Methods: Investigators from the Statistical and Clinical Coordinating Center for NCICAS/ICAS/HEAL (Rho) worked along with experts in health policy at George Washington University (GWU) and clinicians at 3 FQHCs to identify key components of the EBI to implement and evaluate for CHAMPS in a primary care setting. In addition, traditional clinical trial protocols, including centralized training, quality control monitoring, manual of operations, case report forms, clinical data management, and participant recruitment and retention strategies were identified by Rho and considered by CHAMPS investigators, but not all were adapted. Through careful collaboration with our research partners, we were able to translate many of the elements from our clinical trials into the CHAMPS program while still being flexible enough to adapt to the unique needs of the clinic healthcare setting. We targeted 600 low-income and underserved pediatric patients with poorly-controlled, moderate-to-severe asthma (300 intervention; 300 comparison), from 6 FQHCs located in 3 states/jurisdictions.

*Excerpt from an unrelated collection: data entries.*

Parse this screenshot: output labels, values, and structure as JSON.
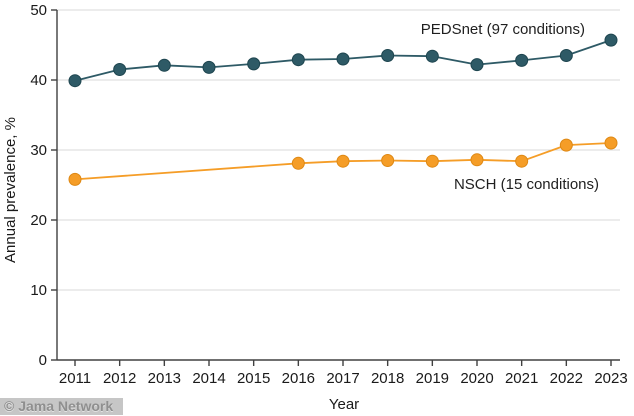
{
  "figure": {
    "watermark": "© Jama Network",
    "background_color": "#ffffff",
    "axis_color": "#404040",
    "gridline_color": "#d9d9d9",
    "text_color": "#1a1a1a"
  },
  "chart_data": {
    "type": "line",
    "title": "",
    "xlabel": "Year",
    "ylabel": "Annual prevalence, %",
    "x_ticks": [
      2011,
      2012,
      2013,
      2014,
      2015,
      2016,
      2017,
      2018,
      2019,
      2020,
      2021,
      2022,
      2023
    ],
    "y_ticks": [
      0,
      10,
      20,
      30,
      40,
      50
    ],
    "xlim": [
      2011,
      2023
    ],
    "ylim": [
      0,
      50
    ],
    "grid": "horizontal",
    "legend_position": "inline-annotations",
    "series": [
      {
        "name": "PEDSnet (97 conditions)",
        "color": "#2E5A66",
        "marker_stroke": "#1E454F",
        "x": [
          2011,
          2012,
          2013,
          2014,
          2015,
          2016,
          2017,
          2018,
          2019,
          2020,
          2021,
          2022,
          2023
        ],
        "values": [
          39.9,
          41.5,
          42.1,
          41.8,
          42.3,
          42.9,
          43.0,
          43.5,
          43.4,
          42.2,
          42.8,
          43.5,
          45.7
        ]
      },
      {
        "name": "NSCH (15 conditions)",
        "color": "#F59D27",
        "marker_stroke": "#DE8814",
        "x": [
          2011,
          2016,
          2017,
          2018,
          2019,
          2020,
          2021,
          2022,
          2023
        ],
        "values": [
          25.8,
          28.1,
          28.4,
          28.5,
          28.4,
          28.6,
          28.4,
          30.7,
          31.0
        ]
      }
    ]
  }
}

Results: We compared morbidity between children receiving the CHAMPS intervention and comparison children and found that the intervention is effective in reducing symptoms. Furthermore, when we compared results between each intervention/comparison FQHC pair in each jurisdiction, we found variation in the strength of the results, which can be explained, in part, by differences in adoption and implementation.
Conclusions: Our experience shows that it is possible to successfully implement and evaluate clinical trial results in primary care settings that provide care to diverse and underserved populations. In addition, our study demonstrates that EBI for childhood asthma can remain effective in real world practices.